Note that polytonic accent marks will be used, and not monotonic accent marks. Both are de jure equivalent in Greece, but betacode was initially developed to encode classic works so the polytonic diacritics are more fitting. In other words, the oxeîa will be used rather than tónos. The oxeîa form can be converted to the modern accent form easily either through search and replace, or unicode normalization since oxeîa has canonical decomposition into tónos.

Conversion can also be made more strict by using the strict flag.
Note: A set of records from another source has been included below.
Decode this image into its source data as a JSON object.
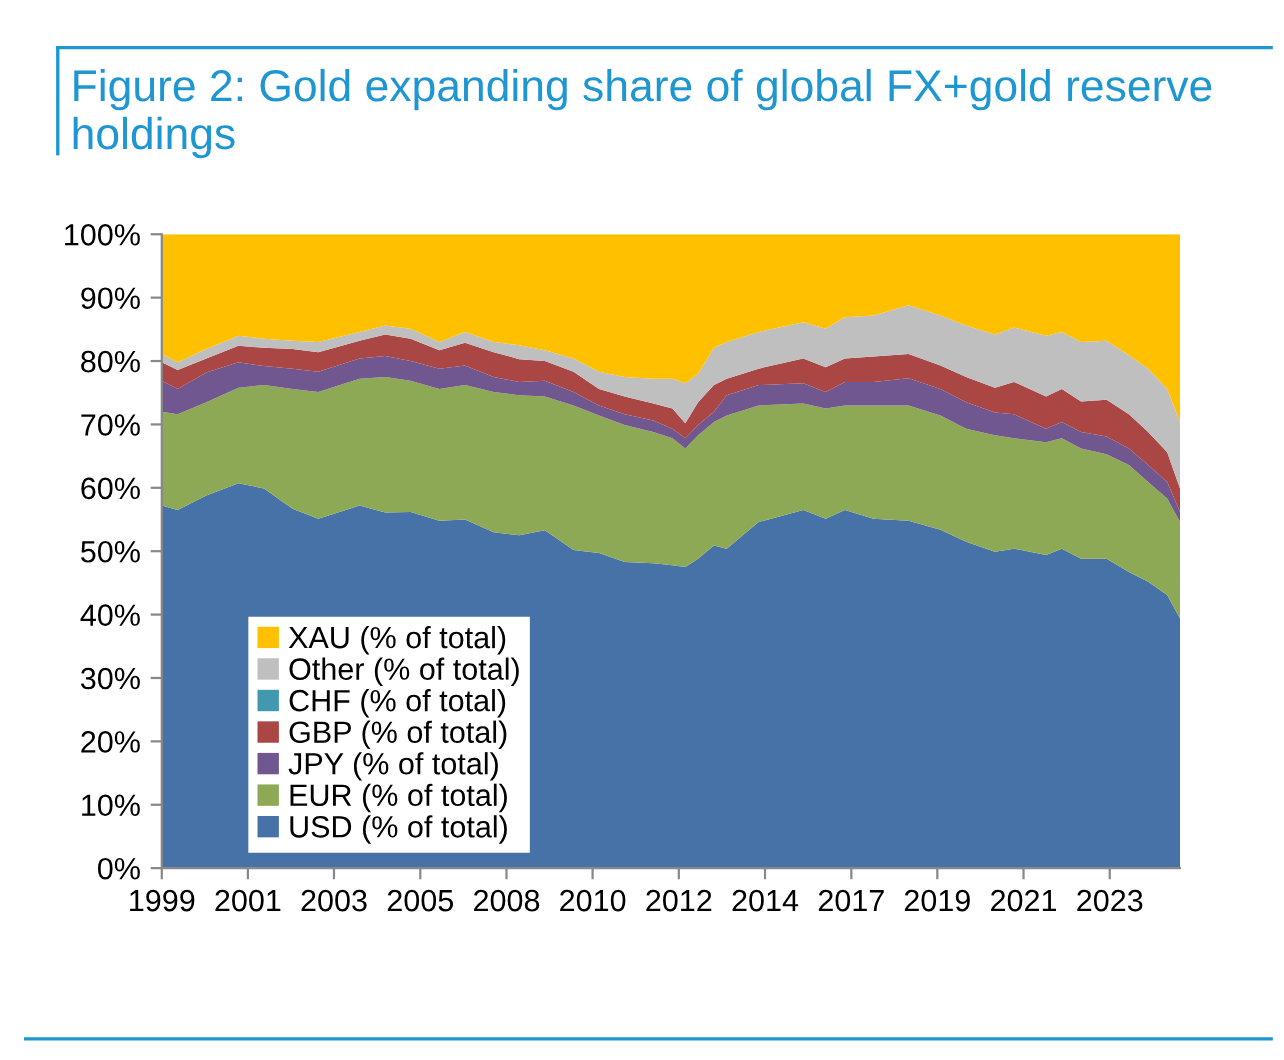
{
  "chart_data": {
    "type": "area",
    "stacked": true,
    "title": "Figure 2: Gold expanding share of global FX+gold reserve holdings",
    "x": [
      "1999-01",
      "1999-06",
      "2000-03",
      "2001-01",
      "2001-09",
      "2002-06",
      "2003-02",
      "2004-03",
      "2004-11",
      "2005-07",
      "2006-04",
      "2006-12",
      "2007-09",
      "2008-05",
      "2009-01",
      "2009-10",
      "2010-06",
      "2011-02",
      "2011-11",
      "2012-05",
      "2012-09",
      "2013-01",
      "2013-06",
      "2013-10",
      "2014-08",
      "2015-10",
      "2016-05",
      "2016-11",
      "2017-08",
      "2018-07",
      "2019-05",
      "2020-01",
      "2020-10",
      "2021-04",
      "2022-02",
      "2022-07",
      "2023-01",
      "2023-09",
      "2024-04",
      "2024-10",
      "2025-04",
      "2025-08"
    ],
    "series": [
      {
        "name": "USD (% of total)",
        "color": "#4672a8",
        "values": [
          57.2,
          56.5,
          58.8,
          60.7,
          59.9,
          56.7,
          55.1,
          57.2,
          56.1,
          56.2,
          54.8,
          55.0,
          53.0,
          52.5,
          53.3,
          50.2,
          49.7,
          48.3,
          48.1,
          47.8,
          47.5,
          48.8,
          50.9,
          50.4,
          54.6,
          56.5,
          55.1,
          56.5,
          55.1,
          54.8,
          53.4,
          51.5,
          49.9,
          50.4,
          49.4,
          50.4,
          48.8,
          48.8,
          46.7,
          45.2,
          43.1,
          39.4
        ]
      },
      {
        "name": "EUR (% of total)",
        "color": "#8ea955",
        "values": [
          14.8,
          15.1,
          14.7,
          15.1,
          16.3,
          18.9,
          20.0,
          20.0,
          21.4,
          20.7,
          20.8,
          21.2,
          22.1,
          22.1,
          21.1,
          22.8,
          21.7,
          21.6,
          20.7,
          20.0,
          18.7,
          19.5,
          19.5,
          21.0,
          18.4,
          16.8,
          17.4,
          16.5,
          17.9,
          18.2,
          18.0,
          17.8,
          18.4,
          17.4,
          17.8,
          17.4,
          17.4,
          16.5,
          16.9,
          15.7,
          15.2,
          15.2
        ]
      },
      {
        "name": "JPY (% of total)",
        "color": "#71578f",
        "values": [
          4.9,
          4.0,
          4.7,
          4.0,
          3.0,
          3.2,
          3.2,
          3.2,
          3.3,
          3.1,
          3.2,
          3.1,
          2.4,
          2.1,
          2.5,
          2.1,
          1.6,
          1.7,
          1.8,
          1.5,
          1.6,
          1.6,
          1.6,
          3.2,
          3.2,
          3.2,
          2.6,
          3.7,
          3.7,
          4.3,
          4.2,
          4.2,
          3.6,
          3.8,
          2.1,
          2.6,
          2.6,
          2.8,
          2.6,
          2.7,
          2.6,
          1.6
        ]
      },
      {
        "name": "GBP (% of total)",
        "color": "#aa4643",
        "values": [
          2.9,
          3.0,
          2.2,
          2.6,
          2.9,
          3.1,
          3.1,
          2.8,
          3.4,
          3.5,
          2.9,
          3.6,
          3.9,
          3.6,
          3.1,
          3.2,
          2.6,
          2.8,
          2.7,
          3.2,
          2.4,
          3.6,
          4.2,
          2.6,
          2.6,
          3.9,
          3.9,
          3.7,
          4.0,
          3.8,
          3.7,
          4.0,
          3.9,
          5.1,
          5.1,
          5.2,
          4.8,
          5.8,
          5.4,
          5.2,
          4.7,
          3.7
        ]
      },
      {
        "name": "CHF (% of total)",
        "color": "#4198af",
        "values": [
          null,
          null,
          null,
          null,
          null,
          null,
          null,
          null,
          null,
          null,
          null,
          null,
          null,
          null,
          null,
          null,
          null,
          null,
          null,
          null,
          null,
          null,
          null,
          null,
          null,
          null,
          null,
          null,
          null,
          null,
          null,
          null,
          null,
          null,
          null,
          null,
          null,
          null,
          null,
          null,
          null,
          null
        ]
      },
      {
        "name": "Other (% of total)",
        "color": "#bfbfbf",
        "values": [
          1.3,
          1.2,
          1.5,
          1.6,
          1.4,
          1.3,
          1.6,
          1.4,
          1.4,
          1.6,
          1.3,
          1.7,
          1.6,
          2.2,
          1.7,
          2.1,
          2.7,
          3.1,
          3.9,
          4.7,
          6.3,
          4.5,
          5.9,
          5.8,
          5.8,
          5.7,
          6.1,
          6.5,
          6.5,
          7.7,
          7.9,
          8.1,
          8.4,
          8.6,
          9.6,
          9.0,
          9.4,
          9.3,
          9.3,
          10.0,
          10.0,
          10.5
        ]
      },
      {
        "name": "XAU (% of total)",
        "color": "#ffc000",
        "values": [
          18.9,
          20.2,
          18.1,
          16.0,
          16.5,
          16.8,
          17.0,
          15.4,
          14.4,
          14.9,
          17.0,
          15.4,
          17.0,
          17.5,
          18.3,
          19.6,
          21.7,
          22.5,
          22.8,
          22.8,
          23.5,
          22.0,
          17.9,
          17.0,
          15.4,
          13.9,
          14.9,
          13.1,
          12.8,
          11.2,
          12.8,
          14.4,
          15.8,
          14.7,
          16.0,
          15.4,
          17.0,
          16.8,
          19.1,
          21.2,
          24.4,
          29.6
        ]
      }
    ],
    "xlim": [
      "1999-01",
      "2025-08"
    ],
    "xticks": [
      {
        "value": "1999-01",
        "label": "1999"
      },
      {
        "value": "2001-04",
        "label": "2001"
      },
      {
        "value": "2003-07",
        "label": "2003"
      },
      {
        "value": "2005-10",
        "label": "2005"
      },
      {
        "value": "2008-01",
        "label": "2008"
      },
      {
        "value": "2010-04",
        "label": "2010"
      },
      {
        "value": "2012-07",
        "label": "2012"
      },
      {
        "value": "2014-10",
        "label": "2014"
      },
      {
        "value": "2017-01",
        "label": "2017"
      },
      {
        "value": "2019-04",
        "label": "2019"
      },
      {
        "value": "2021-07",
        "label": "2021"
      },
      {
        "value": "2023-10",
        "label": "2023"
      }
    ],
    "ylim": [
      0,
      100
    ],
    "yticks": [
      {
        "value": 0,
        "label": "0%"
      },
      {
        "value": 10,
        "label": "10%"
      },
      {
        "value": 20,
        "label": "20%"
      },
      {
        "value": 30,
        "label": "30%"
      },
      {
        "value": 40,
        "label": "40%"
      },
      {
        "value": 50,
        "label": "50%"
      },
      {
        "value": 60,
        "label": "60%"
      },
      {
        "value": 70,
        "label": "70%"
      },
      {
        "value": 80,
        "label": "80%"
      },
      {
        "value": 90,
        "label": "90%"
      },
      {
        "value": 100,
        "label": "100%"
      }
    ],
    "grid": false,
    "legend": "bottom left"
  }
}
beta_to_uni(text, strict=False)

If set, only the cannonical order of diacritics is accepted in betacode. If it is not set, then any order is allowed as long as capital letters begin with a * and lowercase letters begin with the letter and not a diacritic.

Unicode to betacode

import betacode.conv

uni = 'αναλαβόντες δὲ καθ᾽ ἕκαστον'
betacode.conv.uni_to_beta(uni) # analabo/ntes de\ kaq\' e(/kaston

The unicode text can use polytonic (oxeîa) accent marks or monotonic (tónos) accent marks can be used.

Command line tool

The terminal commands beta-to-uni and uni-to-beta are provided with this package, that allow a conversion directly from the terminal. They are registered automatically when installing this package. Usage:

$ beta-to-uni "h( morfh\ kai\ to\ ei)=dos to\ kata\ to\n lo/gon"   
ἡ μορφὴ καὶ τὸ εἶδος τὸ κατὰ τὸν λόγον

NB: It is possible to avoid the quotation marks in the conversion, but please note that some diacritical marks need to be escaped, because they are part of the shell script syntax:

$ beta-to-uni h\( morfh\\ kai\\ to\\ ei\)=dos to\\ kata\\ to\\n lo/gon
ἡ μορφὴ καὶ τὸ εἶδος τὸ κατὰ τὸν λόγον

Both commands also support a --input flag (abbreviated as -i), allowing for file input:

$ beta-to-uni --input some_input_file.txt

Since --input reads from stdin by default and the result is always returned to stdout, all sorts of command chaining are possible, e.g.:

$ beta-to-uni < some_input_file.txt > some_output_file.txt
$ echo λόγος | uni-to-beta
$ cat some_input_file.txt | beta-to-uni

Speed

The original implementation used a custom made trie. This maybe was not the fastest (I wasn't sure). So, I compared against a third party trie implementation, pygtrie. The pygtrie had nicer prefix methods which allowed for much faster processing of large texts. This changed converting all of Strabo or Herodotus in the Perseus catalog from a many minute operation to a ~3-4 second operation. I have seen implementations that use regular expressions which I suspsect might be faster since the underlying implementation is in C. However, this package is much smaller and simpler if betacode conversion is all that is needed than CLTK, for example.

Modified Betacode

There is talk of a modified betacode that I have seen around on the internet. I have never been able to find a definitive definition of this so I have not implemented it. Among some differences is word final sigma usage, _ as macron, and uppercase and lowercase roman letters instead of using *.

Development

I am no classicist, and this was done in my free time. It is very possible that there are some letters missing that are not accounted for, or some punctuation that is not properly handled. If that is the case, please tell me as it is easy to fix, or please open a PR for your own branch. Write tests if you do add a feature.